La parola, diciamola subito: “astensionismo”. Uno degli effetti positivi dell’invito, proveniente da alte sfere governative ed ex-governative, ad astenersi dal voto nel referendum del 17 aprile (il sottoscritto ha votato, ma ciò qui non importa) potrebbe essere la “liberazione” — termine preferibile al brutto “sdoganamento” — dell’astensionismo nelle sue varie forme, come esperienza civica fondamentale. E’ noto che l’articolo 48 della nostra Costituzione sembra dire il contrario, quando recita che: “Il voto è personale ed eguale, libero e segreto. Il suo esercizio è dovere civico”. Ma, senza entrare nel campo tecnico dei giuristi e dei costituzionalisti, e senza nemmeno esagerare con le lodi della “Costituzione più bella del mondo”, bensì reagendo semplicemente come uno dei tanti cittadini attenti ai vari nessi fra le parole e le cose, si nota in quella frase una certa abilità stilistica.
In quel contesto infatti l’aggettivo “civico” può essere letto come una sfumatura conciliativa: sarebbe come dire che il cittadino che si astiene dal voto non realizza pienamente le aspettative che di un cittadino si potrebbero avere — non è un cittadino completo e perfetto — ma non è nemmeno un cattivo cittadino, e tanto meno un criminale. Speriamo dunque che non sia diffusa la posizione di chi recentemente asseriva che, nelle campagne non referendarie, chi invita esplicitamente ad astenersi sarebbe perseguibile penalmente.
Ma è arrivato il momento di andare al di là di un atteggiamento puramente difensivo: è il momento in cui gli astensionisti escano dal silenzio pubblico, emergendo dall’ombra di quello che sembra essere un senso di imbarazzo, per non dire di vergogna.
Chi ha mai stabilito che l’astensionismo sia sempre e soltanto una forma di “disaffezione” verso la politica? Non potrebbe essere che l’astensionismo fosse a suo modo una forma di “affezione” a un’idea di politica (una politica come vita della polis, come lavoro e partecipazione dal basso) in quanto distinta dall’attività dei partiti? Chi ha detto che “politica” e (se è permesso questo neologismo) “partitica” siano sinonimi? Non potrebbe darsi che l’astensionismo fosse una forma di disaffezione verso la partitica ma al tempo stesso di amore verso la politica come biologia della polis? Non è più il tempo in cui si possa trattare l’astensionismo come una patologia la cui “cura” sarebbe la politica nel senso tradizionale del termine.
Vi è soltanto un modo per rispondere plausibilmente a queste domande: lasciare che gli astensionisti aggiungano la loro voce al coro della discordia concors civica. Sarebbe non solo interessante ma utile — perfino necessario — che in ogni talk show o tavola rotonda di questi tempi pre-elettorali fosse presente un(a) astensionista, il/la quale parlasse con civica serenità della sua scelta; anche come scelta fra il deporre scheda bianca, o annullare la scheda, o non presentarsi nemmeno al seggio elettorale — che sono comportamenti significativamente diversi.

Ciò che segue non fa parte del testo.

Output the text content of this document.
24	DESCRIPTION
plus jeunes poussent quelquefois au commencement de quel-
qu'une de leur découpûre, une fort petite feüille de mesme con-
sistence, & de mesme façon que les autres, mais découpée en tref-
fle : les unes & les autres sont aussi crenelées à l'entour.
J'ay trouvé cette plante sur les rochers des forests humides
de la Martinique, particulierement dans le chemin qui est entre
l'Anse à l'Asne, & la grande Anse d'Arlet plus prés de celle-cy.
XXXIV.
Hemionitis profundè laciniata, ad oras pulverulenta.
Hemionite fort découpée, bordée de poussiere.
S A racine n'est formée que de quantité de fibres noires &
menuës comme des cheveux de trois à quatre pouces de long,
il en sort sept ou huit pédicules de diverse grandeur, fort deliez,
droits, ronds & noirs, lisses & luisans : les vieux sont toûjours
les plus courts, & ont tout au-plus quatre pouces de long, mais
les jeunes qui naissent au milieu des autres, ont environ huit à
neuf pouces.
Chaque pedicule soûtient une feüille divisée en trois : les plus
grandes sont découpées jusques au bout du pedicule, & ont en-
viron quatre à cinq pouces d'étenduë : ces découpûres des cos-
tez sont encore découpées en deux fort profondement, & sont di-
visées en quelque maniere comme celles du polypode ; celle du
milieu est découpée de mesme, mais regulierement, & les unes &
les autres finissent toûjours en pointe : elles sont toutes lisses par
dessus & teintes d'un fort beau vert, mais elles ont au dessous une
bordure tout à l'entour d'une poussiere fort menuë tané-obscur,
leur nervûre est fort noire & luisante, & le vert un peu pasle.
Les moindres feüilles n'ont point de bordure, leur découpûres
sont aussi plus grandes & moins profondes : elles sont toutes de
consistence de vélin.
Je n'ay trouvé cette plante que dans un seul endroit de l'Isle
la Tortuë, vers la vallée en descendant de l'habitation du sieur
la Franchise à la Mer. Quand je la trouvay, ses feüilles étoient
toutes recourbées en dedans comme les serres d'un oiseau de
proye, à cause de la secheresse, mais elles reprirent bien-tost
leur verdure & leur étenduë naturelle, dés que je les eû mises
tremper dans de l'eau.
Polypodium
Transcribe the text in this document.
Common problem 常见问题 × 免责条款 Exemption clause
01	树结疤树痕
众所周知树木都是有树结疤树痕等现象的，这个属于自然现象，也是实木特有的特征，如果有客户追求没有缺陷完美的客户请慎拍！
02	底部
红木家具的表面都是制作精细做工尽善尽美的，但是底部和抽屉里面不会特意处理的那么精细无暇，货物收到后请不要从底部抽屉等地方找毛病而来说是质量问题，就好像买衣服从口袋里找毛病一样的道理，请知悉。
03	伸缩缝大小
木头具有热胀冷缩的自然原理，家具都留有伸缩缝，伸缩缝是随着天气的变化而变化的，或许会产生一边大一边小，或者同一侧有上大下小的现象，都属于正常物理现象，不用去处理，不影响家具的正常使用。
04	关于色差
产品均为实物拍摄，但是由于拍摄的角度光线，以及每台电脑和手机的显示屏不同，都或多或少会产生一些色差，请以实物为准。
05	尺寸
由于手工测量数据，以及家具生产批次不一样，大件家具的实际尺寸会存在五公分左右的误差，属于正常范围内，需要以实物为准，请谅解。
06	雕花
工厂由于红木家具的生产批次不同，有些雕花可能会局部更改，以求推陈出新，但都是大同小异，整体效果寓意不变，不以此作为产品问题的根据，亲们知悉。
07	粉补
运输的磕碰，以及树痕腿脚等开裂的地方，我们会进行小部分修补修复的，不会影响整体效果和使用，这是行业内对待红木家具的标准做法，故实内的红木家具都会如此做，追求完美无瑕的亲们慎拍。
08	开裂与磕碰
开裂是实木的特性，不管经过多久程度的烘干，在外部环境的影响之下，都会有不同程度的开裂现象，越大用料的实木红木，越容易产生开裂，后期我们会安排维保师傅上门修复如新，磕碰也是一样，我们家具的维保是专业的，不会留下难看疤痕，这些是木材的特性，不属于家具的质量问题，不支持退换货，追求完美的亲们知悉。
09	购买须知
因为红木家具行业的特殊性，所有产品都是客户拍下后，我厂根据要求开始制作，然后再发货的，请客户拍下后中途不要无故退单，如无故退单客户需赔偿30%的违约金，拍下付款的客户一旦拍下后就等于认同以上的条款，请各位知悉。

Fra l’altro, non andare al seggio elettorale non è la stessa cosa che “restarsene a casa”. Quest’ultima espressione è caricaturale e negativa: perché evoca l’immagine di un pigro, di un indifferente che se ne sta in poltrona e pantofole mentre all’esterno ferve la vita.
E invece chi non visita il seggio può essere benissimo un cittadino che opera e agisce nella polis, magari con un misto di odio e amore verso la politica — una forma di quello che in inglese si chiama tough love (Amore esigente? Amore severo? Amore tosto?). E si può anche azzardare la scommessa che quello appena descritto sia l’atteggiamento della maggior parte degli astensionisti. I quali fra l’altro probabilmente variano le loro scelte a seconda delle votazioni e del loro contesto, in certi casi scegliendo l’astensione in una della sue varie forme, e in altri casi invece votando.
Qualche politologo forse criticherà come ingenua questa idea di esortare gli astensionisti a entrare nel dibattito politico. E se invece tale proposta fosse (per ricorrere un’ultima volta all’inglese) disingenuous, ovvero ingenua solo in apparenza? Se ci fosse consapevolezza del potenziale veramente rivoluzionario — pacificamente rivoluzionario — della diffusione dell’astensionismo? Dopo tutto, un’astensione massicciamente diffusa porterebbe a un ridimensionamento radicale di tutto il sistema di potere…
E’ un romanzo fantapolitico? Forse. Ma fino a quando?